Famines created by the food instability created in the wake of the COVID-19 outbreak could take hold of "about three dozen countries," said David Beasley, the executive director of the World Food Programme (WFP) at the United Nations. Many of the countries in danger already have at least a million people in starvation already. The worst case scenarios have up to 130 million people pushed to the brink of starvation. The countries most likely to be affected are Yemen, the Democratic Republic of the Congo, Afghanistan, Venezuela, Ethiopia, South Sudan, Sudan, Syria, Nigeria and Haiti.
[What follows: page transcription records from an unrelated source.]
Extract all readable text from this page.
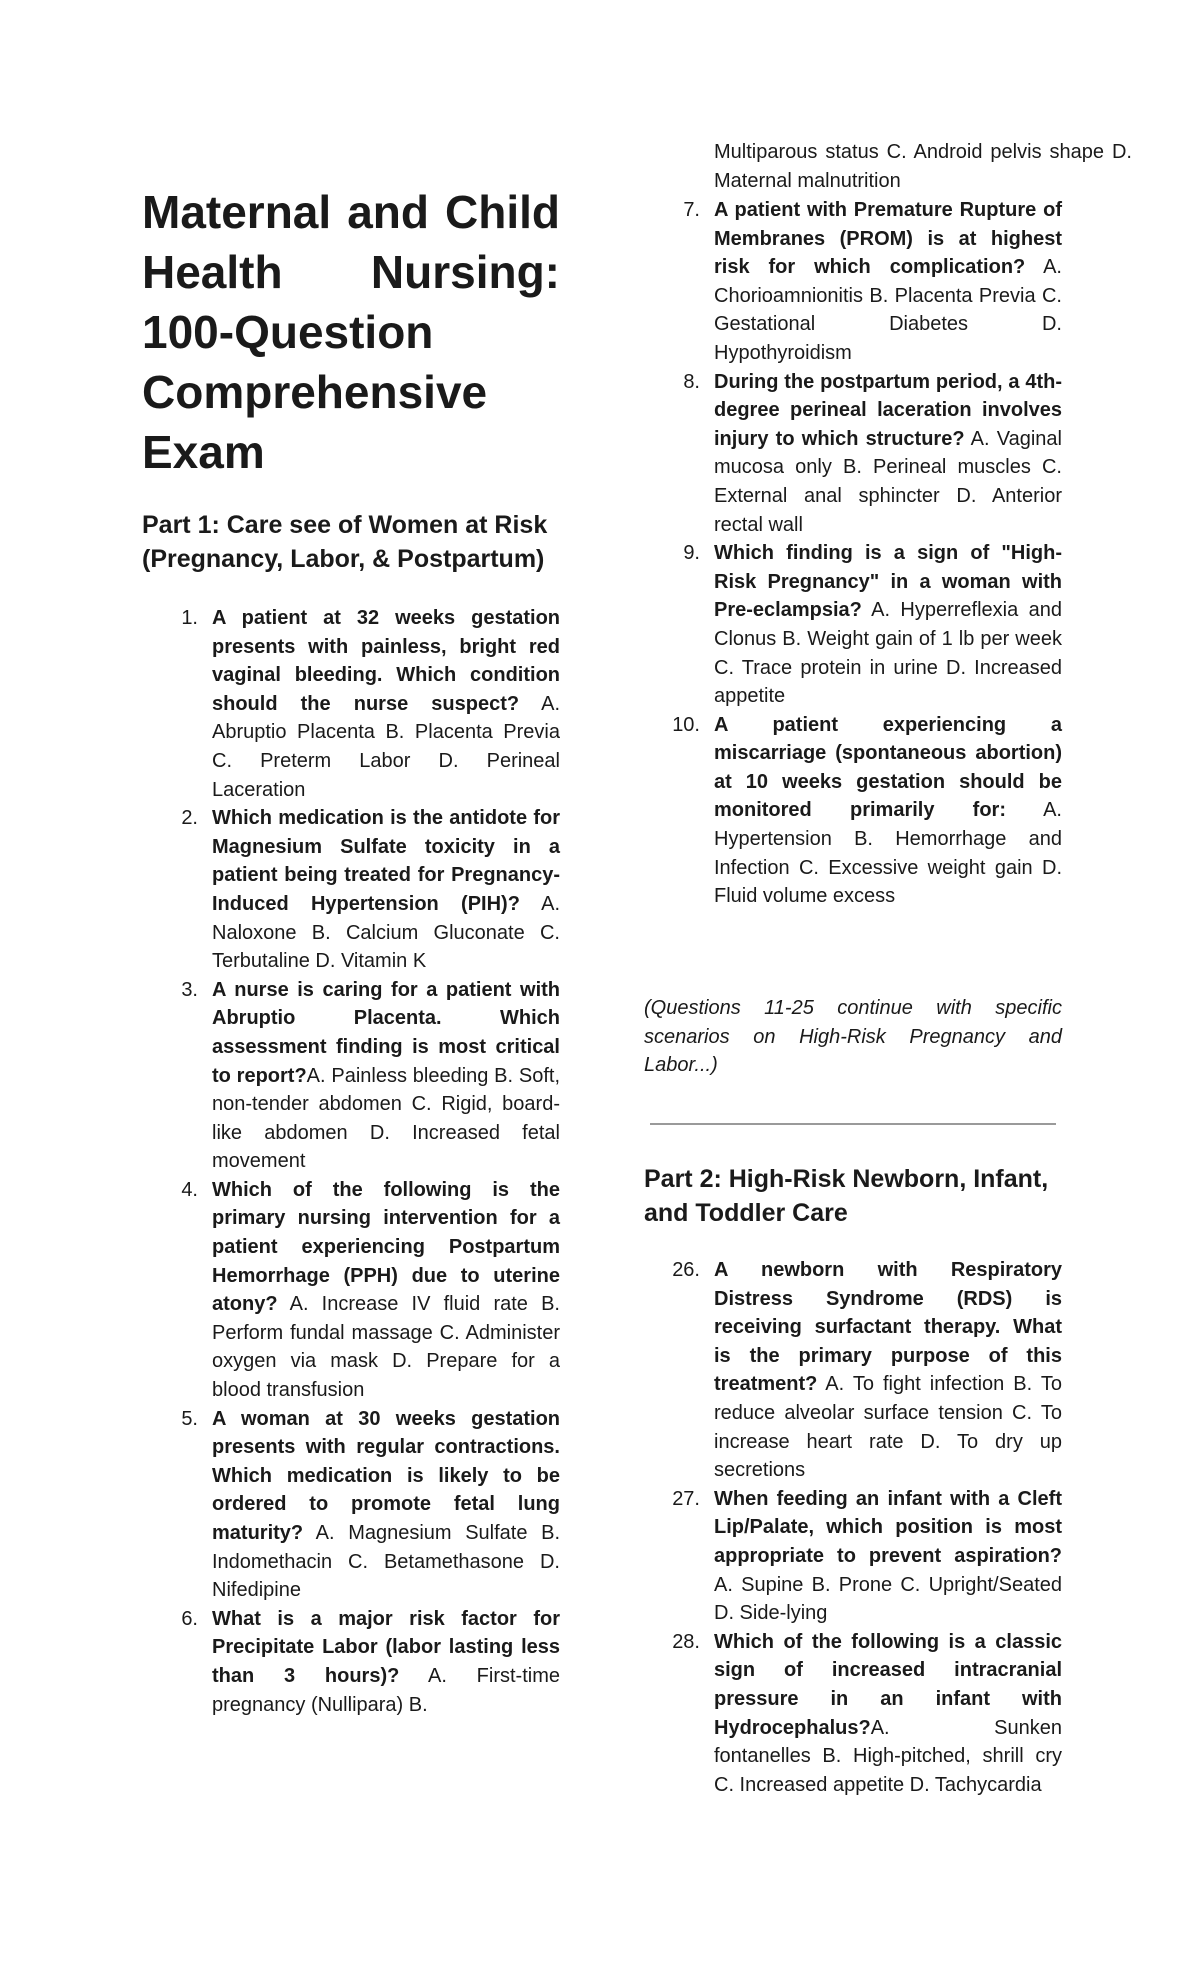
Maternal and Child Health Nursing: 100-Question Comprehensive Exam
Part 1: Care see of Women at Risk (Pregnancy, Labor, & Postpartum)
1. A patient at 32 weeks gestation presents with painless, bright red vaginal bleeding. Which condition should the nurse suspect? A. Abruptio Placenta B. Placenta Previa C. Preterm Labor D. Perineal Laceration
2. Which medication is the antidote for Magnesium Sulfate toxicity in a patient being treated for Pregnancy-Induced Hypertension (PIH)? A. Naloxone B. Calcium Gluconate C. Terbutaline D. Vitamin K
3. A nurse is caring for a patient with Abruptio Placenta. Which assessment finding is most critical to report?A. Painless bleeding B. Soft, non-tender abdomen C. Rigid, board-like abdomen D. Increased fetal movement
4. Which of the following is the primary nursing intervention for a patient experiencing Postpartum Hemorrhage (PPH) due to uterine atony? A. Increase IV fluid rate B. Perform fundal massage C. Administer oxygen via mask D. Prepare for a blood transfusion
5. A woman at 30 weeks gestation presents with regular contractions. Which medication is likely to be ordered to promote fetal lung maturity? A. Magnesium Sulfate B. Indomethacin C. Betamethasone D. Nifedipine
6. What is a major risk factor for Precipitate Labor (labor lasting less than 3 hours)? A. First-time pregnancy (Nullipara) B.
Multiparous status C. Android pelvis shape D. Maternal malnutrition
7. A patient with Premature Rupture of Membranes (PROM) is at highest risk for which complication? A. Chorioamnionitis B. Placenta Previa C. Gestational Diabetes D. Hypothyroidism
8. During the postpartum period, a 4th-degree perineal laceration involves injury to which structure? A. Vaginal mucosa only B. Perineal muscles C. External anal sphincter D. Anterior rectal wall
9. Which finding is a sign of "High-Risk Pregnancy" in a woman with Pre-eclampsia? A. Hyperreflexia and Clonus B. Weight gain of 1 lb per week C. Trace protein in urine D. Increased appetite
10. A patient experiencing a miscarriage (spontaneous abortion) at 10 weeks gestation should be monitored primarily for: A. Hypertension B. Hemorrhage and Infection C. Excessive weight gain D. Fluid volume excess

(Questions 11-25 continue with specific scenarios on High-Risk Pregnancy and Labor...)

Part 2: High-Risk Newborn, Infant, and Toddler Care
26. A newborn with Respiratory Distress Syndrome (RDS) is receiving surfactant therapy. What is the primary purpose of this treatment? A. To fight infection B. To reduce alveolar surface tension C. To increase heart rate D. To dry up secretions
27. When feeding an infant with a Cleft Lip/Palate, which position is most appropriate to prevent aspiration? A. Supine B. Prone C. Upright/Seated D. Side-lying
28. Which of the following is a classic sign of increased intracranial pressure in an infant with Hydrocephalus?A. Sunken fontanelles B. High-pitched, shrill cry C. Increased appetite D. Tachycardia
"While dealing with a Covid-19 pandemic, we are also on the brink of a hunger pandemic," David Beasley told the UN's security council. "There is also a real danger that more people could potentially die from the economic impact of Covid-19 than from the virus itself."

Many of these countries have already been deeply affected by conflict, an economic recession, a decline in aid and a collapse in oil prices. These countries often don't have adequate health care systems in place to deal with the outbreaks. To date, more than 2.5 million cases of the coronavirus have been confirmed globally.

"These countries may face an excruciating trade-off between saving lives or livelihoods or, in a worst-case scenario, saving people from the coronavirus to have them die from hunger," the report said.

"The loss of tourism receipts will damage countries such as Ethiopia (and) the collapsing oil prices in lower-income countries like South Sudan will have an impact significantly," he added.

Beasley appealed to UN member states to act now, telling them: "There are no famines yet. But I must warn you that if we don't prepare and act now -- to secure access, avoid funding shortfalls and disruptions to trade -- we could be facing multiple famines of biblical proportions within a short few months.

"The truth is, we do not have time on our side, so let's act wisely -- and let's act fast," he added. "I do believe that with our expertise and partnerships, we can bring together the teams and the programs necessary to make certain the Covid-19 pandemic does not become a humanitarian and food crisis catastrophe."